Under the Big Cherry Tree
I saw you sitting alone
Under the big cherry tree
I can found you in blue
Every spring I saw the cherry blossom petals
Fell down into your hands
I always accompany you
You told me much
About the secrets of your life
You’re full of secrets
You told the reason why you treat me bad
You said it certainly, from your tender heart
Sorry said from your lips
From a bunch of regrets and many people that insulted you
You’re insulted as the tormenter of many people…
And I tormented by you
I know you’re broken, sad because of all you had done
Now I’m back again beside you
You sing the song of your secrets
I hear the sad song and saw the flowing tears
Under the big cherry tree
I hug you; I whisper the certain words, from my heart and soul
“I love you, while I tormented by you…
I’ll keep my love for you, forever…and ever”
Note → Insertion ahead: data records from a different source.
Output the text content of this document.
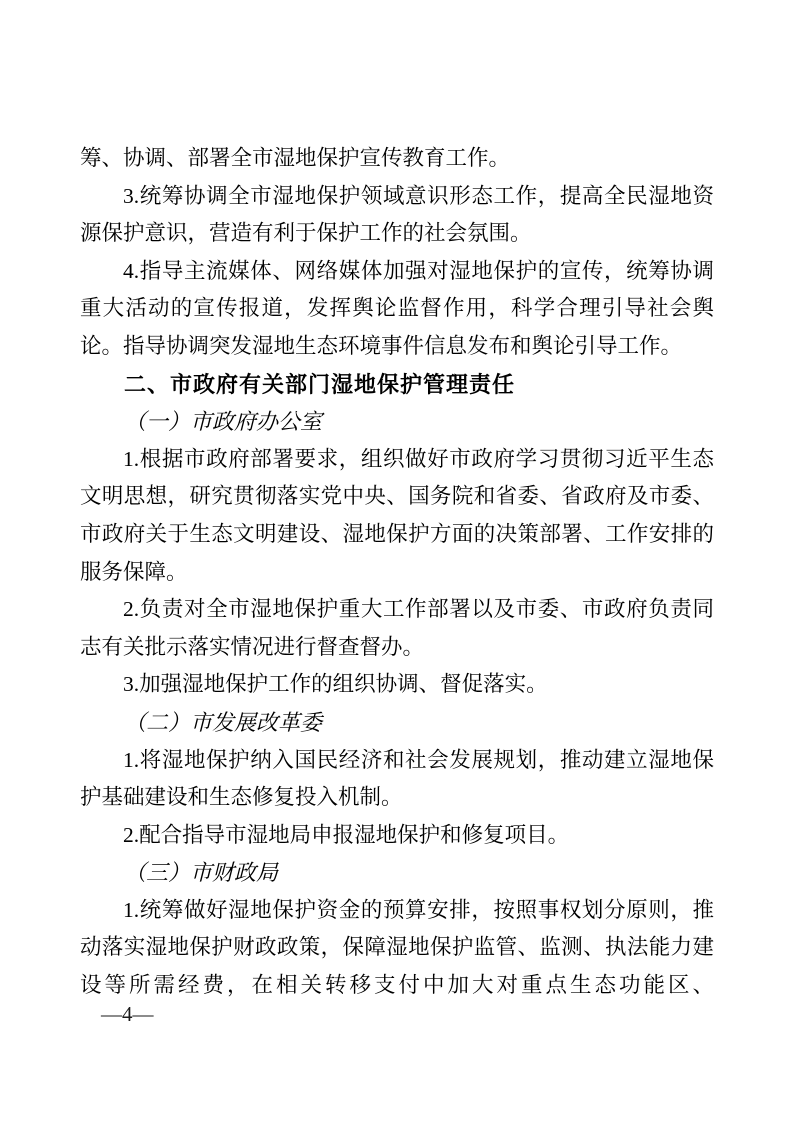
筹、协调、部署全市湿地保护宣传教育工作。

3.统筹协调全市湿地保护领域意识形态工作，提高全民湿地资源保护意识，营造有利于保护工作的社会氛围。

4.指导主流媒体、网络媒体加强对湿地保护的宣传，统筹协调重大活动的宣传报道，发挥舆论监督作用，科学合理引导社会舆论。指导协调突发湿地生态环境事件信息发布和舆论引导工作。

二、市政府有关部门湿地保护管理责任

（一）市政府办公室

1.根据市政府部署要求，组织做好市政府学习贯彻习近平生态文明思想，研究贯彻落实党中央、国务院和省委、省政府及市委、市政府关于生态文明建设、湿地保护方面的决策部署、工作安排的服务保障。

2.负责对全市湿地保护重大工作部署以及市委、市政府负责同志有关批示落实情况进行督查督办。

3.加强湿地保护工作的组织协调、督促落实。

（二）市发展改革委

1.将湿地保护纳入国民经济和社会发展规划，推动建立湿地保护基础建设和生态修复投入机制。

2.配合指导市湿地局申报湿地保护和修复项目。

（三）市财政局

1.统筹做好湿地保护资金的预算安排，按照事权划分原则，推动落实湿地保护财政政策，保障湿地保护监管、监测、执法能力建设等所需经费，在相关转移支付中加大对重点生态功能区、

—4—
Like the cherry blossoms on the tree…
Our love grows here
Under the big cherry tree
Forever, until the end
Nightmare
I dreamed…
I sucked in the frightening past
He wanted to kill me
He wanted to force me to work
And he let me starved!
I got in the prison by the past…
I can’t be free, I’m starving…
I can’t survive in this moment!
I think it will be better, if I died
I could die…
With another thousand of people
With another million of people
No one helped me, to get me out from here…
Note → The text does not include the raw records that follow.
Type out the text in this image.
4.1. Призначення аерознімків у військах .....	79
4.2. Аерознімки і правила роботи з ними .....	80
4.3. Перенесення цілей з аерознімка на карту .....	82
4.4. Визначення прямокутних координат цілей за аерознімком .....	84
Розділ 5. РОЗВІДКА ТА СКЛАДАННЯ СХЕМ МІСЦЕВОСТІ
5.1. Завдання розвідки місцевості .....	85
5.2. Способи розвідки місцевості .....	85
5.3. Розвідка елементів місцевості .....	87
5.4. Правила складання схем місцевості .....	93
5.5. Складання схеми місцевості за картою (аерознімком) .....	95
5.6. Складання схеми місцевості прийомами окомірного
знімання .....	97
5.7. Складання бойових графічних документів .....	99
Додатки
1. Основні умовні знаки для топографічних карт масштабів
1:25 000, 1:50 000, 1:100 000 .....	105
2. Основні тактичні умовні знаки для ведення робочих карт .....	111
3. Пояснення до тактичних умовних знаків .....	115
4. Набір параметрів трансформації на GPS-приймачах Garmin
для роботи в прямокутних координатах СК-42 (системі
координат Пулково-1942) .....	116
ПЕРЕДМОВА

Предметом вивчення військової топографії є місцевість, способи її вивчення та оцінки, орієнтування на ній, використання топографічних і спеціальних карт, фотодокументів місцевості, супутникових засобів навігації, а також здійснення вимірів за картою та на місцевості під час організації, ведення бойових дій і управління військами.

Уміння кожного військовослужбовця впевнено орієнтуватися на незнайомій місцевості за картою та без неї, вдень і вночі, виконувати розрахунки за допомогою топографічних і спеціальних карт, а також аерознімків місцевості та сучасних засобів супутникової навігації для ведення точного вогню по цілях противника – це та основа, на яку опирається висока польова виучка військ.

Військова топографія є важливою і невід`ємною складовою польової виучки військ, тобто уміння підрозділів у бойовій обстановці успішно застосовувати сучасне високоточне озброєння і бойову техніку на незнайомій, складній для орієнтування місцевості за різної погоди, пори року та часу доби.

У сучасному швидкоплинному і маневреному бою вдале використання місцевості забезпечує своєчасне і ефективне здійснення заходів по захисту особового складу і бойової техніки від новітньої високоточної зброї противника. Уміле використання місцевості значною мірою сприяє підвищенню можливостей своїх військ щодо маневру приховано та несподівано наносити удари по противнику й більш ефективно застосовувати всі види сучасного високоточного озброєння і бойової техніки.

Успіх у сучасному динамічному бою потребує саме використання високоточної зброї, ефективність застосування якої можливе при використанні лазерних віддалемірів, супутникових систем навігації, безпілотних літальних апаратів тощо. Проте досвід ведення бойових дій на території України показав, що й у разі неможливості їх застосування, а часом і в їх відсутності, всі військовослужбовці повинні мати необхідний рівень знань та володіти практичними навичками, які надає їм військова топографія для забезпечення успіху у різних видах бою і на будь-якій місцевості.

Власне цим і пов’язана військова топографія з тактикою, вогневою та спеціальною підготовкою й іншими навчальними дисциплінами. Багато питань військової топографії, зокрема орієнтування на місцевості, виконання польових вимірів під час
I think no one want to feel my bleeding heart
My heart torn as torn as papers
Holed as leaves that eaten by caterpillars
My body full of wounds
On my hands, my back, and my head
On my chest that’s a scratch of wound…I wanted to cry
I cried loudly…
I woke up from my sleep
Oh, I realized this is just a nightmare
Nightmare, about past time in my land…
War of Heart
What’s this?
The ropes tied my body
The problem bombs will explode in my eyes
The planes sent down the bombs
They are uncontrolled…
The suffering guns would shoot me
I want to runaway…to where?
But, what way should I take?
Am I wanted to be the past self?
All the ways came into my past self…
I want to change,
The big knives cut me off…
It’s hurt!
My heart is bleeding…
I want to cry, but
My tears won’t fall down
I pray…
“God, please free me from these…
You know I want to change”
But that’s one thing that will last forever,
My soul,
My liberated soul
And I love independence…
The war jumps up…
I tried to settle my heart
Will this war continued forever?
Everyone…help me!
Children of Snow
It’s hard to live here
Very cold…and we want warmness
Fortunate, the children of sunshine
Though they hoped for coolness
Their skins get a tan
Our skins pale and white
Makes our cheeks and nose red
Walking in a low temperature
Our feet wanted to freeze
Body trembles…
We live with ice and snow…
It’s hard to survive
We want to live in a warmer place…
Where the sun shines brightly
No ices, no freezing…
When can we feel the warm of sunshine?